As news of seven trustees’ request for President MacCracken’s resignation spread among faculty, alumnae and trustees, he received counsel from all sides. Professor Herbert Mills, a faculty leader and a close confidant, at first advised him to accept the trustee group’s mandate, but other powerful members of the faculty, historian Lucy Maynard Salmon prominent among them, urged him to fight back. On October 1 after a resounding faculty vote in his favor, she wrote to him: “This is the beginning, not the end. Do not resign. The fight will be on with president, faculty and alumnae ranged against an antiquated system of academic organization.”
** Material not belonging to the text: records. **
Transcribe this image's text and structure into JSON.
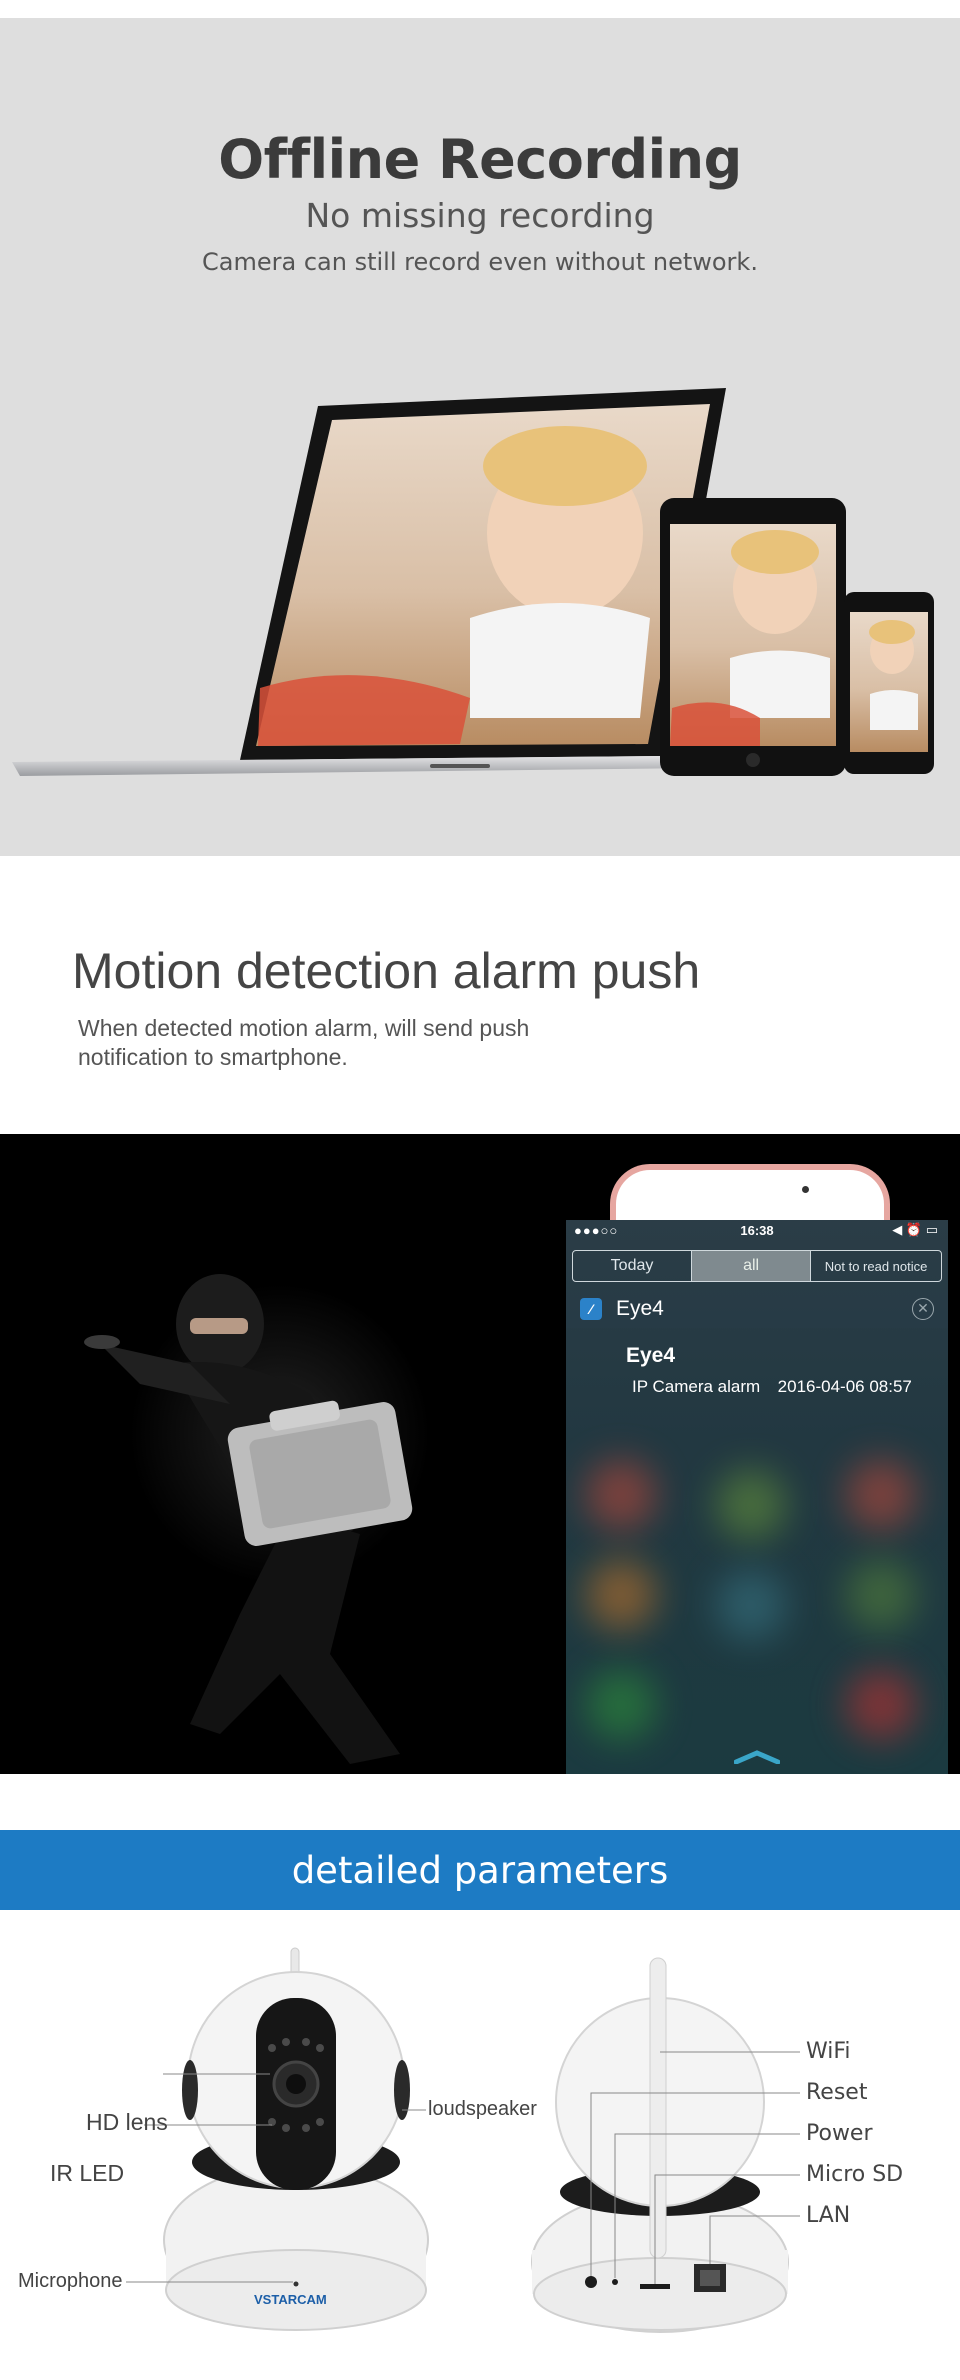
{
  "offline": {
    "title": "Offline Recording",
    "subtitle": "No missing recording",
    "description": "Camera can still record even without network."
  },
  "motion": {
    "title": "Motion detection alarm push",
    "description_line1": "When detected motion alarm, will send push",
    "description_line2": "notification to smartphone.",
    "phone": {
      "time": "16:38",
      "signal": "●●●○○",
      "tabs": [
        "Today",
        "all",
        "Not to read notice"
      ],
      "app_name": "Eye4",
      "notification_title": "Eye4",
      "notification_body": "IP Camera alarm",
      "notification_date": "2016-04-06  08:57"
    }
  },
  "parameters": {
    "heading": "detailed parameters",
    "front_labels": {
      "hd_lens": "HD lens",
      "ir_led": "IR LED",
      "microphone": "Microphone",
      "loudspeaker": "loudspeaker",
      "brand": "VSTARCAM"
    },
    "back_labels": {
      "wifi": "WiFi",
      "reset": "Reset",
      "power": "Power",
      "micro_sd": "Micro SD",
      "lan": "LAN"
    }
  },
  "colors": {
    "section_gray": "#dedede",
    "accent_blue": "#1d7bc4",
    "dark": "#000000"
  }
}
The two other centers of power in the college, the trustees and the alumnae, began asking questions, even about the legality of the trustee group’s actions. Helen Kenyon ’05, chair of the alumnae association, questioned the move from the beginning, and she began a series of interviews with faculty members and trustees on which she reported to the alumnae. “All told, from what she had heard…Kenyon concluded that there was nothing to prevent MacCracken from coming back, that the trustees thought he would come back, and that the September 20 meeting of the board had been illegal….”

Elizabeth A. Daniels, Bridges to the World: Henry Noble MacCracken and Vassar College

For his part, MacCracken studied the trustee group’s charges, reviewed the advice and support he’d received and sent a 39-page letter to all of the trustees refuting or correcting the trustee group’s arguments. When the trustees gathered in New York, the full body voted to allow MacCracken to return to his duties as president of Vassar.